Making Waco Men Better Since 1852

John Tanner

John Stephenson Tanner, Jr.

(1869-1901)

Baylor Theology Professor, Head of Philosophy
Organized Baylor's First Foreign Missionary Program

Tanner

John Tanner was born October 9, 1869 in Henderson County where he grew up working on a farm and going to school in Comanche. He graduated from Baylor in 1890 and acquired his master’s in 1892 while already being added to the faculty. Coming from a lower class family, Tanner managed to pay his tuition by doing chore work for a local doctor. Tanner also attended the University of Chicago and the Southwestern Baptist Theological Seminary. Briefly, Tanner worked as the pastor of a Baptist Church in Harrisburg, Kentucky and by all accounts, his leadership there was phenomenal.

He was permanently added to Baylor faculty in 1896 and taught Hebrew, Greek, Old and New Testament and Math. He was named head of the Department of Philosophy and most importantly to the history of Baylor, Tanner organized the university’s first foreign missionary program. Quickly, Tanner’s name rose to the top of the candidates for the next president of Baylor but he suddenly died of a heart attack in 1901, just one year before Baylor likely would have selected him to succeed President Cooper. Instead, they chose another Waco 92 man, Samuel Palmer Brooks. The school paper published a tribute shortly after his death which read in part,

“He will continue to live in the lives of his students ’til their latest hour, to inspire them with lofty purposes, strengthen them for the conflicts of life, increase their love for a fallen race, and intensify their zeal for the glory of God.”

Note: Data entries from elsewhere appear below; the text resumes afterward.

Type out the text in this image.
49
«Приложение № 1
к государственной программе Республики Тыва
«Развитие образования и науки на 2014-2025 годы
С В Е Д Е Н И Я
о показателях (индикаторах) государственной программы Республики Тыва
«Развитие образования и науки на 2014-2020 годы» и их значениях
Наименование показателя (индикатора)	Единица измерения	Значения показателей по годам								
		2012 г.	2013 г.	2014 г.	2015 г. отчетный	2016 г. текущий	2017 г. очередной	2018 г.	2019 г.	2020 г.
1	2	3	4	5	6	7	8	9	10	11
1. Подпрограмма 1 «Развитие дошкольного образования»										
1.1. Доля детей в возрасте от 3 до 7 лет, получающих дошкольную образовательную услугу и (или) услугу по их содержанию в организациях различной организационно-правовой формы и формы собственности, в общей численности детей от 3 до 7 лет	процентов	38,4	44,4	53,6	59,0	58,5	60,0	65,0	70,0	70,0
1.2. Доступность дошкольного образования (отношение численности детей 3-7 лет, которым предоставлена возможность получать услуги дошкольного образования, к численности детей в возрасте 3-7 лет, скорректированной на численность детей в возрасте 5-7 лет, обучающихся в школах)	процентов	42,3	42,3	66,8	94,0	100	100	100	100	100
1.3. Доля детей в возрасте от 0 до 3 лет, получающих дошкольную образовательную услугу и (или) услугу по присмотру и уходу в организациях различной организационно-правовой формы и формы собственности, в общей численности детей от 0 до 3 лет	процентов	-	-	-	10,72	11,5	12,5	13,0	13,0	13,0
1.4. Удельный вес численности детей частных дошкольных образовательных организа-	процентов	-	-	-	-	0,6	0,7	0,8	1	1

Though he only taught at Baylor for five years, his legacy is undeniable. During 1920, the students of Baylor erected a special gravestone to memorialize Tanner. His son, John Tanner III, was named all-time President of Baylor’s Class of 1922. He also was named to Baylor’s Athletics Hall of Fame and went on to serve on the Board of Trustees. Since then, four more generations of Tanners have attended Baylor and the family is on the short list of official “First Families of Baylor University.”

The 1920 Memorial Service

In 1920, former and current Baylor students, family members, and faculty dedicated the new gravestone to John Tanner at Oakwood Cemetery:

“Of peculiar significance to an earlier generation of Baylor students were the exercises on the occasion of the unveiling of the John S. Tanner monument. The energetic Christian character of this good man, the literally unconquerable zeal with which, as student, teacher, and preacher, he worked during the twelve years of his connection with the institution, have become a part of the rich tradition of Baylor University. Many of the former colleagues, students, and contemporaries of Professor Tanner, together with the surviving members of his family and numerous friends of the University, gathered in Oakwood Cemetery in the early morning of June 15th to do honor to his memory. There, grouped about the marble shaft recently erected in grateful remembrance by the University, these devoted friends heard the story of John S. Tanner’s life told in beau- tiful and appealing language by the Rev. W. B. Glass, D.D., now a missionary to China, who as a student-pastor in Baylor University knew Dr. Tanner intimately and loved him well.”

An prayer was then given by Joe L. Ward. He was a 92 member, former student of Tanner, and then president of the first ever junior college, Decatur Baptist College. Samuel Palmer Brooks gave a brief speech in which, among other things, he said:

“…nobody works on the campus nor in the halls of Baylor without being influenced by John S. Tanner.”

Following was W.B. Glass’s speech. The full length of the speeches were truly touching and a copy of them is available at our lodge.